His repetition of the term of affection impressed Linda. It was associated with sadness. She remembered how often he had used it during the week that her mother died.

"I shall read you to sleep, dear. Please let me," she said as they rose.

"No, no need of that. Go to bed, little girl. I'll lock up. Good-night, daughter."

He put his arms around her, and she clung to him, kissing him again and again.


CHAPTER V

THE CAPE

Maine. Mrs. Porter loved the very word. Always when the train left the North Station in Boston she sank into her chair with a sense of shaking off the cares of life; and to-day the smile she gave the porter as he placed her suit-case beside that chair was valued, even by him, more than the coin she placed in his hand.
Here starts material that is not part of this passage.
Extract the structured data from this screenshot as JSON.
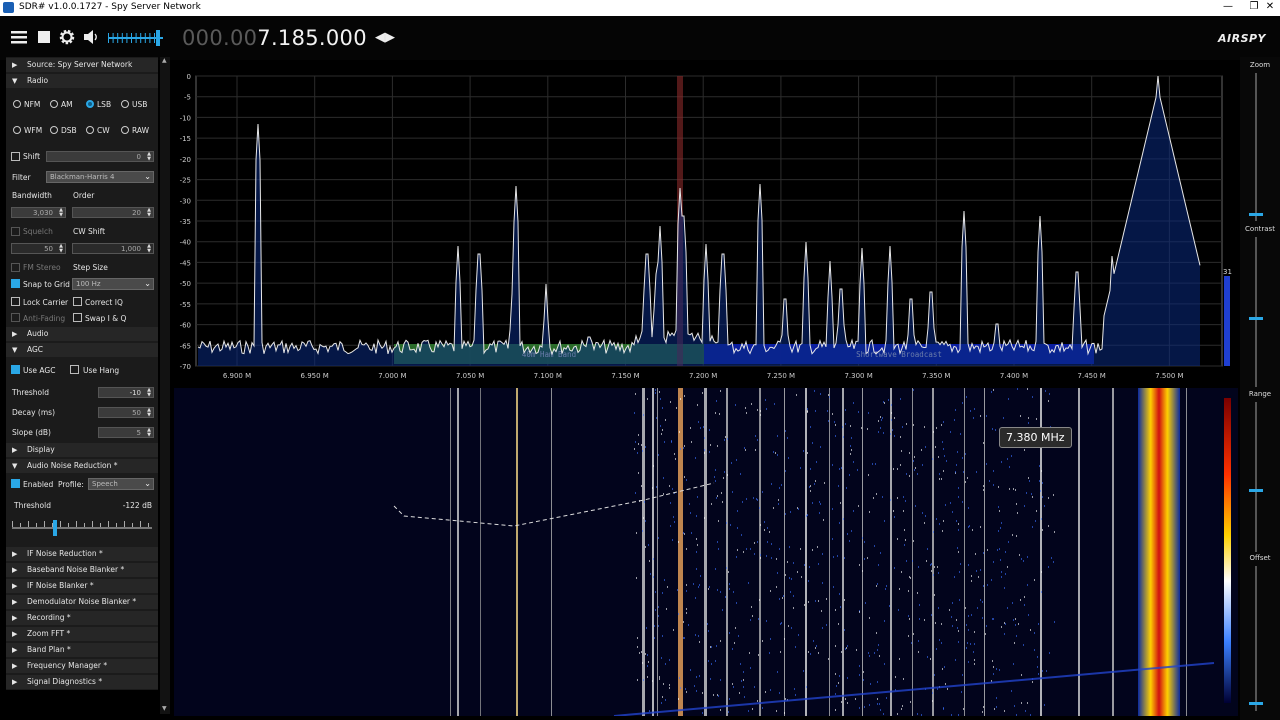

The cares of life in her case were represented by a busy music studio, where, luckily for her, every half-hour was a busy one; but there were the pupils who didn't supply their own steam, but had to be urged laboriously up the steeps of Parnassus; there were those in whom a voice must be manufactured if it ever appeared; and those whose talent was great and whose application was fitful; those whose vanity was fatuous, and those whose self-depreciation was a ball and chain; those who had been badly taught and who must be guided through that valley of humiliation where bad habits are overthrown. Taking into account all the trials of the profession, any voice teacher in Mrs. Porter's place to-day might give a Boston and Maine porter a seraphic smile as if he were opening to her the gate leading to Elysian Fields where pianos and vocalises have no place.

"That woman sure do look happy," was the soliloquy of this particular red-cap as he pocketed the silver and left the car.